Bursting withfresh vegetables this Middle Eastern salad is served with pieces of crisp pita bread. This recipe from Mirdif City Centre in Dubai is easy to prepare, light on the stomach, and yet filling enough.
For the dressing:
- 300ml olive oil
- 2 lemons, juice and zest only
- 1 garlic clove, crushed
- 4 tbsp sumac
- Salt and freshly ground black pepper
For the salad:
- 1 pita bread, torn into small pieces
- 8 plum tomatoes, seeds removed, quartered
- 1/2 cucumber, peeled, cut into 5cm batons
- 1/2 green pepper, cut into strips
- 8 radishes, sliced
- 1 shallot, sliced
- Small handful rocket leaves
- Small Little gem lettuce
- Handful fresh mint leaves
- For the dressing, place the olive oil, lemon juice and zest, crushed garlic and sumac into a bowl and whisk together to combine.

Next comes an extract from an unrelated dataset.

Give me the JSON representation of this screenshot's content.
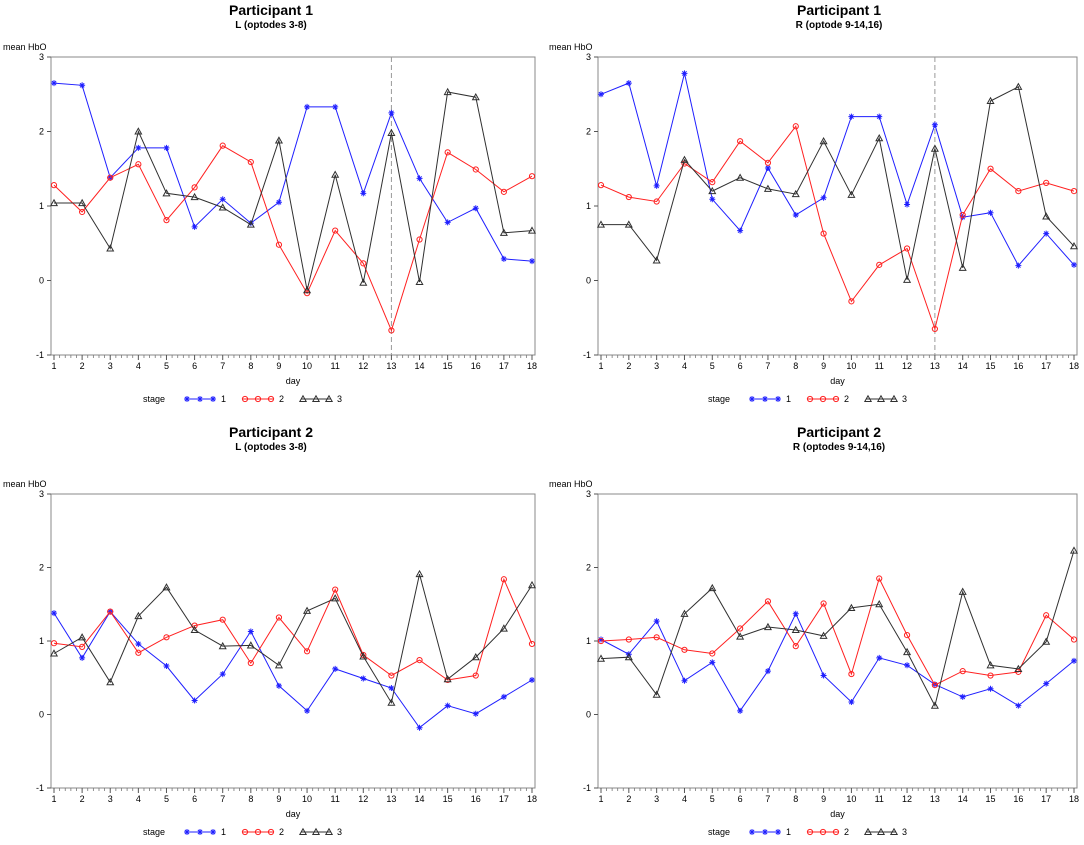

- Season to taste with salt and freshly ground black pepper.
- For the salad, place the torn pita, tomatoes, cucumber, pepper, radishes, shallot, rocket leaves, Little Gem lettuce leaves and mint leaves into a large bowl and season, to taste, with salt and freshly ground black pepper.
- To serve, pour the dressing, to taste, over the salad and gently mix together to coat the salad evenly.
PS: You will not need all the dressing for this recipe, so set the remainder aside in the fridge for up to a week.